The U.S. Cybersecurity and Infrastructure Security Agency (CISA) warned that Microsoft’s Azure Cosmos DB vulnerability may have exposed customer data, and it “strongly encourages” all of the cloud database customers to roll and regenerate their certificate keys and review Microsoft’s guidance on securing data.
The CISA warning follows a security disclosure by Wiz, a cloud security startup whose founders built the Microsoft Azure security stack. In a blog post late last week, the Wiz threat team said they discovered flaws in Azure Cosmos DB that allowed any user to download, delete, or change sensitive information in several thousand Azure customers’ commercial databases.
While Wiz said Microsoft deserves “enormous credit” for disabling the vulnerable feature within 48 hours after the threat hunters reported it, “customers may still be impacted since their primary access keys were potentially exposed.” The vulnerability dates back months, if not years, and attackers may have already exploited it, Wiz warned.
In a subsequent blog post on Friday, Microsoft said it had fixed the issue. “Our investigation indicates that no customer data was accessed because of this vulnerability by third parties or security researchers,” the Microsoft Security Response Center team wrote. “We’ve notified the customers whose keys may have been affected during the researcher activity to regenerate their keys.”
The cloud database customers include some of the largest companies in the world: Coca-Cola, Safeway, Johnson Controls, ExxonMobil, Skype, and Rolls-Royce, among thousands of others.
This latest security misstep follows several other high-profile breaches including SolarWinds, Microsoft Exchange, and PrintNightmare, in which hackers did gain access to Microsoft’s customer networks and data. These incidents may bleed into Microsoft’s security market share, Forrester analyst Allie Mellen said.
On the company’s earnings call in January, Microsoft CEO Satya Nadella said its security business surpassed $10 billion over the past 12 months. This represents more than 40% year-over-year revenue growth, which means Microsoft’s security business grew faster than most of its other products and services.
“Microsoft has put a lot of effort over the past 10 years into building their security products, getting strong third-party validation, and starting to establish their brand in the security industry,” Mellen wrote in response to questions. “However, security issues with Microsoft products continue to be a thorn in the side of CISOs, which they don’t forget during the buying process. On the one hand, this is one of the challenges that comes with being the largest software company in the world. On the other, it’s tough to keep up a security-first message when you’re having very public vulnerabilities that impact many organizations.”

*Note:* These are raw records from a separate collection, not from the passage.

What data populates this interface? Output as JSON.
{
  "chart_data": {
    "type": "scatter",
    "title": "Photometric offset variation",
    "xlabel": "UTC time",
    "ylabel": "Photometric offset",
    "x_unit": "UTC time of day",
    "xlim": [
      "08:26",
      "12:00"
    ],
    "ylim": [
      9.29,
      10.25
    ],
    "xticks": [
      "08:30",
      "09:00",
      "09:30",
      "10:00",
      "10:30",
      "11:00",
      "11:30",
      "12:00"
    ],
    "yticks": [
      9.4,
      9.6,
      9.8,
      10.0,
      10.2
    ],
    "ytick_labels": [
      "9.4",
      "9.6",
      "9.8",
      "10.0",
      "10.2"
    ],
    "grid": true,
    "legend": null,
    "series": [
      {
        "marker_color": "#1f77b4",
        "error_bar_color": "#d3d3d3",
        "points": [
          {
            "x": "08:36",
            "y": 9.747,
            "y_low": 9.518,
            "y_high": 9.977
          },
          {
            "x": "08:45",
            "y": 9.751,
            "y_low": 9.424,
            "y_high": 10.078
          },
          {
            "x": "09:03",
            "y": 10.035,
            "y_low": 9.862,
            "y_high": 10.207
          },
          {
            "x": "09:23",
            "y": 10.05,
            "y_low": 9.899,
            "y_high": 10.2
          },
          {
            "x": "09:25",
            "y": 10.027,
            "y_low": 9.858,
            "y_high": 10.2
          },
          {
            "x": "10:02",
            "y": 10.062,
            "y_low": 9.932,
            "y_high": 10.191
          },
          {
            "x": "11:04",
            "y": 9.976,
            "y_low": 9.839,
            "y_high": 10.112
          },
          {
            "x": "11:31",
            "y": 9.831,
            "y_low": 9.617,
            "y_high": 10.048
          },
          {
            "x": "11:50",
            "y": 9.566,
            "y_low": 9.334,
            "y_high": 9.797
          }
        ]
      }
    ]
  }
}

She urged Microsoft to be transparent during the security flaw discovery and investigation process. “The best thing they can do is communicate early and often with their customers on what happened, what they are doing to fix it in the short term, and how they will prevent it from happening again in the long term,” Mellen wrote. “This is true for any company, but it is especially true for companies that want to lead the security industry.”